I wanted to add a point about Donald Trump’s pretty transparent sexualized attack on Sen. Kirsten Gillibrand (D-NY). The attack speaks for itself. But there’s a less disgraceful but also revealing subtext, one which President Trump returns to again and again.
Trump routinely levels attacks like this. Democratic Politician A always came asking for political contributions. Now that I’m a Republican and a conservative President, they’re against me. In other words, they’re clearly shown to be a fraud, hypocrite, disloyal person.
This seems like a fairly major misunderstanding about how our politics are at least supposed to work. If Politician A solicits political contributions from Apolitical Businessperson B or one who gives equally to both parties and then sees Apolitical Businessperson B stake out a public politics that clashes dramatically with the Politician A’s beliefs we’d expect Politician A to opposes formerly Apolitical Businessperson B. If they didn’t, if they continued to support the now President’s extremist politics, which were starkly different from their own, because of past political contributions, we’d rightly consider the politician to be corrupt.

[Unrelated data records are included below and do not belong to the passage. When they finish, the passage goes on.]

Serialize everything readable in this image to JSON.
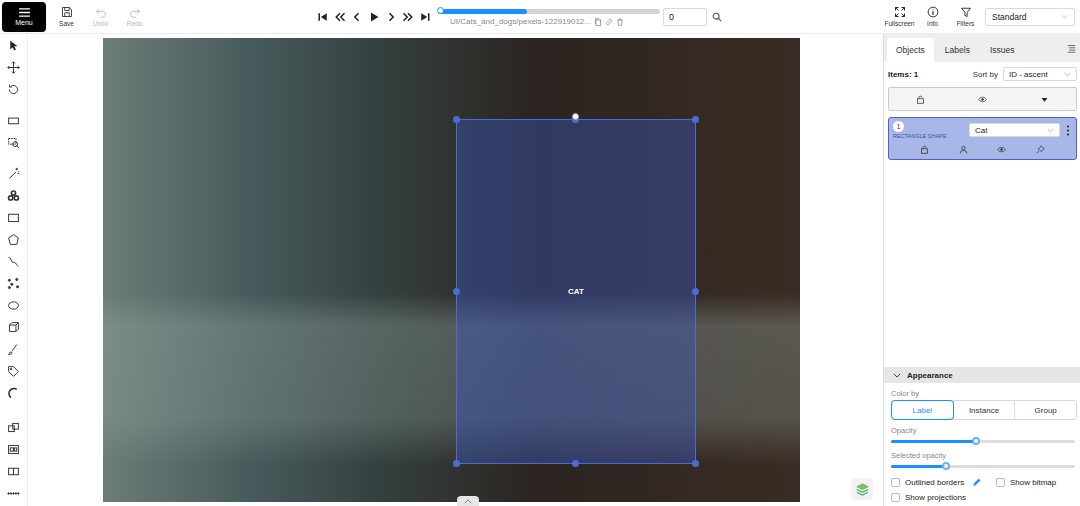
{
  "topbar": {
    "menu": "Menu",
    "actions": [
      {
        "label": "Save",
        "disabled": false
      },
      {
        "label": "Undo",
        "disabled": true
      },
      {
        "label": "Redo",
        "disabled": true
      }
    ],
    "player": {
      "level": 0,
      "loaded_level": 0.4,
      "filename": "UI/Cats_and_dogs/pexels-122919012...",
      "frame": "0"
    },
    "right_actions": [
      {
        "label": "Fullscreen"
      },
      {
        "label": "Info"
      },
      {
        "label": "Filters"
      }
    ],
    "workspace": "Standard"
  },
  "canvas": {
    "shapes": [
      {
        "label": "CAT",
        "selected": true
      }
    ]
  },
  "sidebar": {
    "tabs": [
      {
        "label": "Objects",
        "selected": true
      },
      {
        "label": "Labels",
        "selected": false
      },
      {
        "label": "Issues",
        "selected": false
      }
    ],
    "items_count": "Items: 1",
    "sort_label": "Sort by",
    "sort_value": "ID - ascent",
    "objects": [
      {
        "id": "1",
        "type": "RECTANGLE SHAPE",
        "label": "Cat",
        "selected": true
      }
    ],
    "appearance": {
      "title": "Appearance",
      "expanded": true,
      "color_by_label": "Color by",
      "color_by": [
        {
          "label": "Label",
          "selected": true
        },
        {
          "label": "Instance",
          "selected": false
        },
        {
          "label": "Group",
          "selected": false
        }
      ],
      "sliders": [
        {
          "label": "Opacity",
          "level": 0.46
        },
        {
          "label": "Selected opacity",
          "level": 0.3
        }
      ],
      "checkboxes": [
        {
          "label": "Outlined borders",
          "checked": false,
          "kind": "color-edit"
        },
        {
          "label": "Show bitmap",
          "checked": false,
          "kind": "plain"
        },
        {
          "label": "Show projections",
          "checked": false,
          "kind": "plain"
        }
      ]
    }
  }
}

This is clearly not how Donald Trump sees it.
To the President, soliciting political contributions creates a bond of subservience against which any subsequent caviling about mammoth political differences is either sleazy, hypocritical or disloyal.
What it all amounts is that personal loyalty, a kind of mafia-like allegiance, is the only legitimate mode of interaction. Which is to say, in Trumpthink, only corruption has legitimacy.